Lite of the Mind

Praxis, schmaxis

Looking to navigate the sea of scholarly jargon? Meet Pootwattle, the Virtual Academic.

By Brooke E. O’Neill, AM’04
Graphic by Allan Carroll


Lite of the Mind

For academics-in-training, dissecting ponderous sentences is a rite of passage. Students then mimic the jargon they read, says Tracy Weiner, AM’86, associate director of the University’s Writing Program. Although some mimicking is all right, students should aim for clarity. So Weiner created the Virtual Academic, an online tool that generates sentences using words and phrases pervading academic journals. Since launching it in 2002 for the advanced writing course Academic and Professional Writing (“Little Red Schoolhouse”), Weiner has regularly updated the site with new lingo.

Virtual Academic visitors can ask Pootwattle, a fictional grizzled professor, to dream up an original sentence—for instance, “The disarticulation of the real has recently been consecrated as the illusion of normative value(s)”—or select words and phrases (“the gendered body,” “praxis”) to be incorporated into a line of academic-speak. Readers also can submit passages for the site’s Sentence of the Week feature, where Weiner critiques offending prose and offers suggestions for clearer syntax. Read on for a sample of her wisdom.

No. 1 writing gaffe: The same mistake—maybe tactical error would be a better term—that all advanced writers make: not thinking enough about your readers. … You become an expert, sometimes the expert, in your subject. But when that happens, after you’ve broken out the champagne and sent yourself flowers, it’s time to revisit your writing. …You have to start with what your readers know, and then explain your new ideas, your discoveries, and your theories in terms they’ll understand.

Equal-opportunity offenders: Every field has terms of art that can bewilder outsiders. Take this example from an article about public-health policy: “Lack of blinding in routine data collection remains a concern.” For readers in the field, that’s a judicious warning about how to collect valid data.
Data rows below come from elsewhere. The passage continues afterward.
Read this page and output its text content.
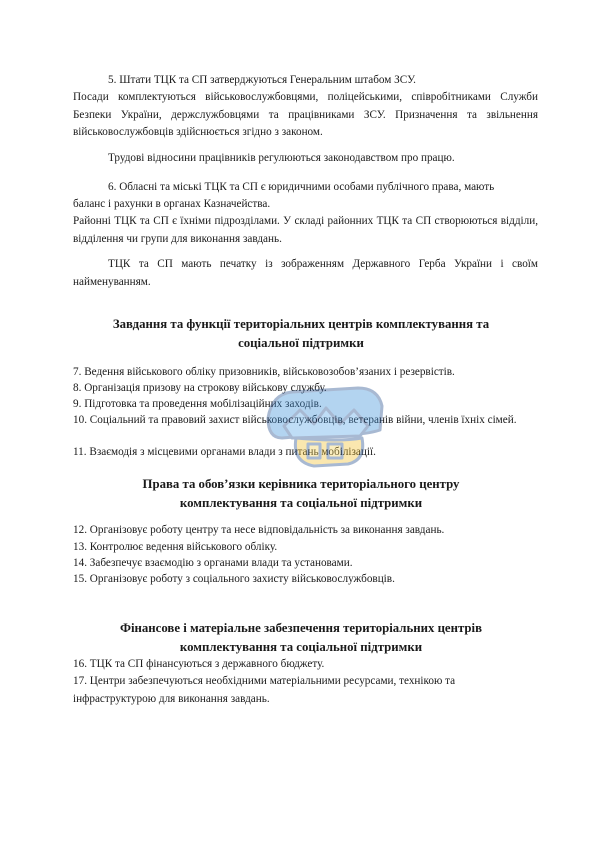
5. Штати ТЦК та СП затверджуються Генеральним штабом ЗСУ.

Посади комплектуються військовослужбовцями, поліцейськими, співробітниками Служби Безпеки України, держслужбовцями та працівниками ЗСУ. Призначення та звільнення військовослужбовців здійснюється згідно з законом.

Трудові відносини працівників регулюються законодавством про працю.

6. Обласні та міські ТЦК та СП є юридичними особами публічного права, мають

баланс і рахунки в органах Казначейства.

Районні ТЦК та СП є їхніми підрозділами. У складі районних ТЦК та СП створюються відділи, відділення чи групи для виконання завдань.

ТЦК та СП мають печатку із зображенням Державного Герба України і своїм найменуванням.

Завдання та функції територіальних центрів комплектування та

соціальної підтримки

7. Ведення військового обліку призовників, військовозобов’язаних і резервістів.

8. Організація призову на строкову військову службу.

9. Підготовка та проведення мобілізаційних заходів.

10. Соціальний та правовий захист військовослужбовців, ветеранів війни, членів їхніх сімей.

11. Взаємодія з місцевими органами влади з питань мобілізації.

Права та обов’язки керівника територіального центру

комплектування та соціальної підтримки

12. Організовує роботу центру та несе відповідальність за виконання завдань.

13. Контролює ведення військового обліку.

14. Забезпечує взаємодію з органами влади та установами.

15. Організовує роботу з соціального захисту військовослужбовців.

Фінансове і матеріальне забезпечення територіальних центрів

комплектування та соціальної підтримки

16. ТЦК та СП фінансуються з державного бюджету.

17. Центри забезпечуються необхідними матеріальними ресурсами, технікою та інфраструктурою для виконання завдань.
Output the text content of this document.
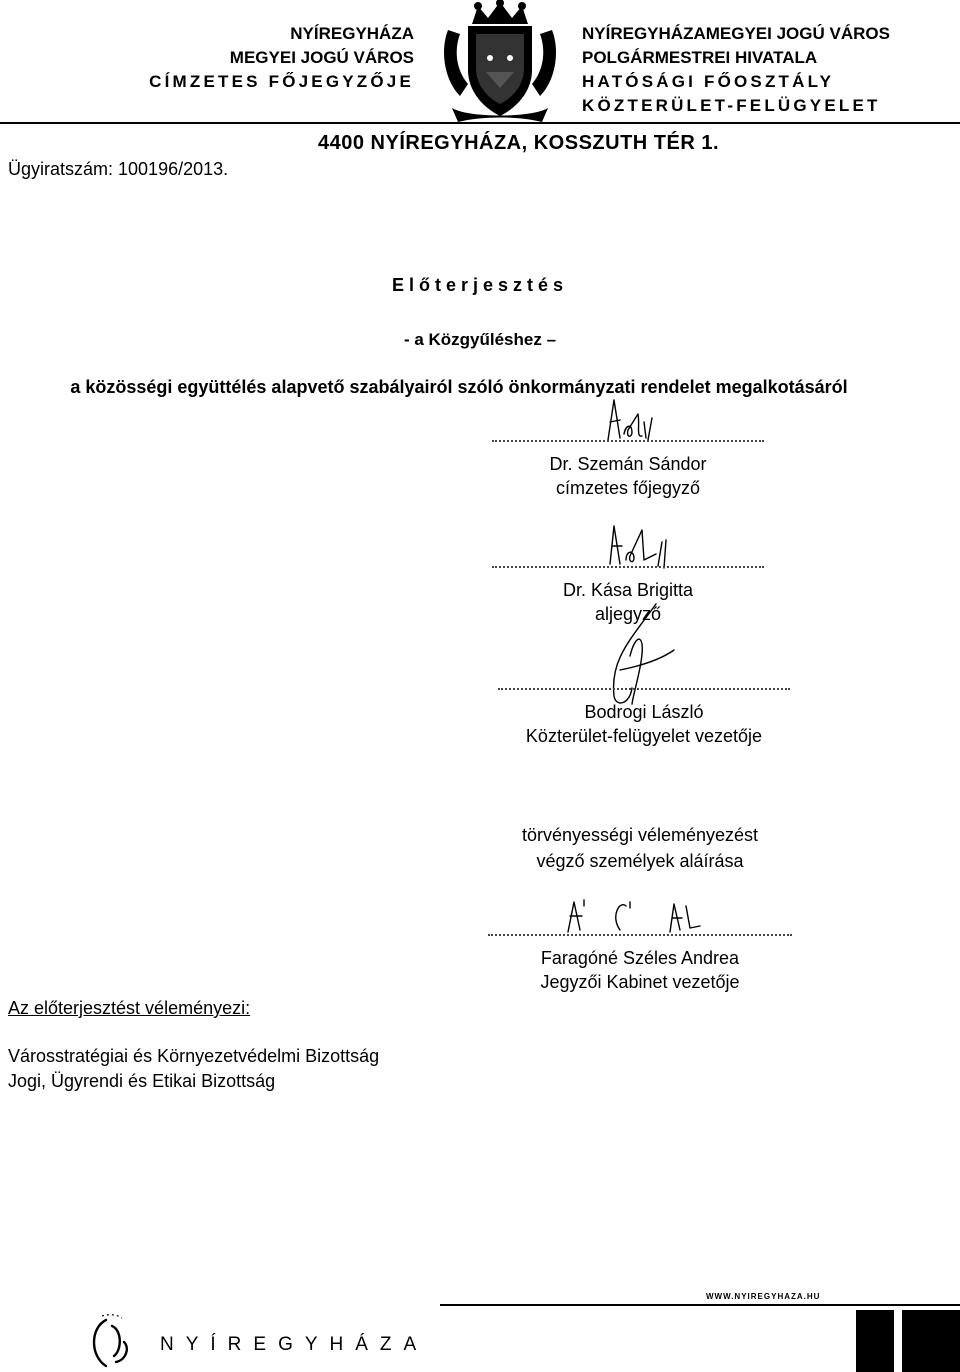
NYÍREGYHÁZA
MEGYEI JOGÚ VÁROS
CÍMZETES FŐJEGYZŐJE
NYÍREGYHÁZAMEGYEI JOGÚ VÁROS
POLGÁRMESTREI HIVATALA
HATÓSÁGI FŐOSZTÁLY
KÖZTERÜLET-FELÜGYELET
4400 NYÍREGYHÁZA, KOSSZUTH TÉR 1.
Ügyiratszám: 100196/2013.
Előterjesztés
- a Közgyűléshez –
a közösségi együttélés alapvető szabályairól szóló önkormányzati rendelet megalkotásáról
Dr. Szemán Sándor
címzetes főjegyző
Dr. Kása Brigitta
aljegyző
Bodrogi László
Közterület-felügyelet vezetője
törvényességi véleményezést
végző személyek aláírása
Faragóné Széles Andrea
Jegyzői Kabinet vezetője
Az előterjesztést véleményezi:
Városstratégiai és Környezetvédelmi Bizottság
Jogi, Ügyrendi és Etikai Bizottság
WWW.NYIREGYHAZA.HU
NYÍREGYHÁZA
For readers outside the field, it sounds like something that would happen in a dungeon.

Memorable Sentence of the Week: “Incorporating the affective/motivational properties in music perception into the work process could provide affective change in computer programming work.” The author’s got a great idea—maybe programmers would feel better if they could listen to some music—but the writing gets in the way.